When my paternal grandmother died last spring, we stopped by in Sanok to check in with my fathers father. Although not totally estranged, the relationship wasn’t very cordial and he hadn’t yet met dads second wife of fifteen years, nor their kids. The meeting was short and somewhat strained, but since grandfathers refusal of taking chemotherapy had left him with only a handful of months to live, dad thought he’d make an effort.
The previous occasion that I’d spoken to him had been almost ten years ago. Dad called me up on Iceland while visiting grandfather who had taken ill, and asked that I talk with him. I told shortly of what I was doing and where I was, and he sounded very weak and grateful that I’d taken the time to speak with him. The stories I’ve heard about him has him pegged as a dick, and perhaps illness had brought awareness of this to the foreground.
Regardless of his feelings, he died two weeks ago from metastasized cancers. When we met him in spring he had a brisk step and keen, albeit weary eyes. He’d cut back on the amount of work and now went to his tailors studio only to keep himself occupied during the days. He was living with a woman who cared for him, and if he was wanting for anything it was certainty that he’d die with dignity, which he’d found lacking as of late.
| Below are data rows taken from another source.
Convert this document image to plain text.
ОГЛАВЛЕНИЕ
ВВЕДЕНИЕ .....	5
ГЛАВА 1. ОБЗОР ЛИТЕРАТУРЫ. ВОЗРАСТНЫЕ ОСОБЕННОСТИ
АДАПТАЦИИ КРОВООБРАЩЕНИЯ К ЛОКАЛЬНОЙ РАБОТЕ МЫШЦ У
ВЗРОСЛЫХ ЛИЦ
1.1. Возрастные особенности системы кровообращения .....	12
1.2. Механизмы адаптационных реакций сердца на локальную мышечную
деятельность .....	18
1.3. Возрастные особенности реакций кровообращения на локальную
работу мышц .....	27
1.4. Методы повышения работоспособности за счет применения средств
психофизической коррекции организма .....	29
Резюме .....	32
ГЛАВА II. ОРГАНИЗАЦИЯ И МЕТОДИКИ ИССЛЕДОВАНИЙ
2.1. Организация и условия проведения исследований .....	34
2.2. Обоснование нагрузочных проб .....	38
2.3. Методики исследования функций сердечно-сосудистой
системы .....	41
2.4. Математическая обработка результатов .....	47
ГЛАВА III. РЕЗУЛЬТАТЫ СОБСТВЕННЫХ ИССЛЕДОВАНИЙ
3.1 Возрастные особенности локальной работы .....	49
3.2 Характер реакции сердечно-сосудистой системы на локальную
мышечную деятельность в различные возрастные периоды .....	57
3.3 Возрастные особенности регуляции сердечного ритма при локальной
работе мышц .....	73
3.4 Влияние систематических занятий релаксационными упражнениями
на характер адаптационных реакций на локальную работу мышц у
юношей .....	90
When I last saw him, I was ten or twelve. He gave my brother a straight razor and me a paratrooper knife. “When the Russians attack at least you can take one with you” he said. Mom confiscated the razor. I used the knife when I parachuted ten years ago, but have not killed any Russians. My brother went to the funeral a week ago, while I stayed at home, tied to work, sending my regards to those left behind, and from afar.
Now both my parents are without parents.